I numeri variano molto da paese a paese e vedono spiccare, in positivo, i Paesi Bassi e, in negativo, la Turchia: un chiaro esempio di come le legislazioni e, quindi, i contesti sociali influiscano nel benessere all’interno dell’ambiente di lavoro.  Da una parte i Paesi Bassi, uno stato che ha approvato il matrimonio tra persone dello stesso sesso nel 2001 e possiede una efficace legge anti-discriminazioni, dall’altro lato la Turchia, un paese privo di diritti per le coppie dello stesso e che, come accaduto recentemente al Pride di Instanbul, ha più volte ostacolato le manifestazioni a sostegno della comunità LGBT (e non solo).

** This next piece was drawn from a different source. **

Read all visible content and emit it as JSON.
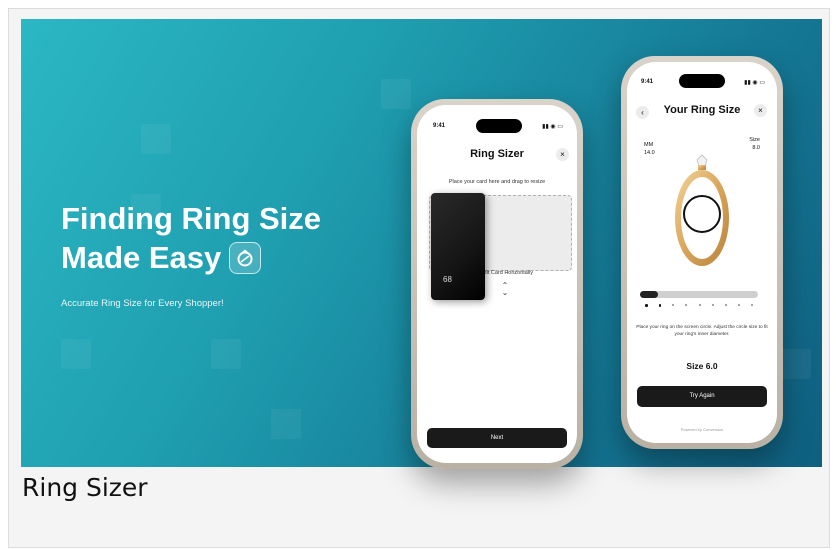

Se il 34% degli italiani aveva lamentato commenti negativi verso la comunità, questo vale solo per il 10% degli olandesi e per il 26% delle persone turche. Perché la percentuale della Turchia è più bassa di quella italiana? La spiegazione più semplice è che nel paese di Erdogan le persone lgbt+ dichiarate già in età scolare sono molto poche e, con ogni probabilità, con una solida struttura personale che permette di non tornare indietro una volta iniziata la vita lavorativa. Commenti negativi sentiti nel primo ambiente di lavoro? Lo denuncia l’84% degli intervistati turchi contro il 25% degli olandesi. Chi ha fatto coming out nell’attuale azienda? In Turchia solo il 14% è dichiarato con tutti o quasi mentre il 64% si aperta al massimo a poche persone fidate. Tutt’altra storia nei Paesi Bassi dove l’87% è dichiarato con tutti o quasi, mentre solo un esile 7% non è dichiarato con nessuno o quasi dentro l’azienda.

I precedenti

Pur rilevando l’importanza del percorso intrapreso da Vodafone, ricordiamo come la ricerca per creare ed alimentare un ambiente di lavoro sereno e, quindi, più produttivo per le persone lgbt non è un tema nuovo. Fra i progetti più recenti segnaliamo quello del Torino Pride che lo scorso hanno ha presentato una guida per lavoratori ed aziende contro ogni forma di discriminazione sul lavoro basata sul orientamento sessuale o identità di genere. Il “Vademecum”, da una parte fornisce strumenti pratici ai lavoratori e alle lavoratrici che pensano di subire discriminazioni in quanto gay, lesbiche, bisessuali o trans, dall’altro propone esempi di buone pratiche per le aziende.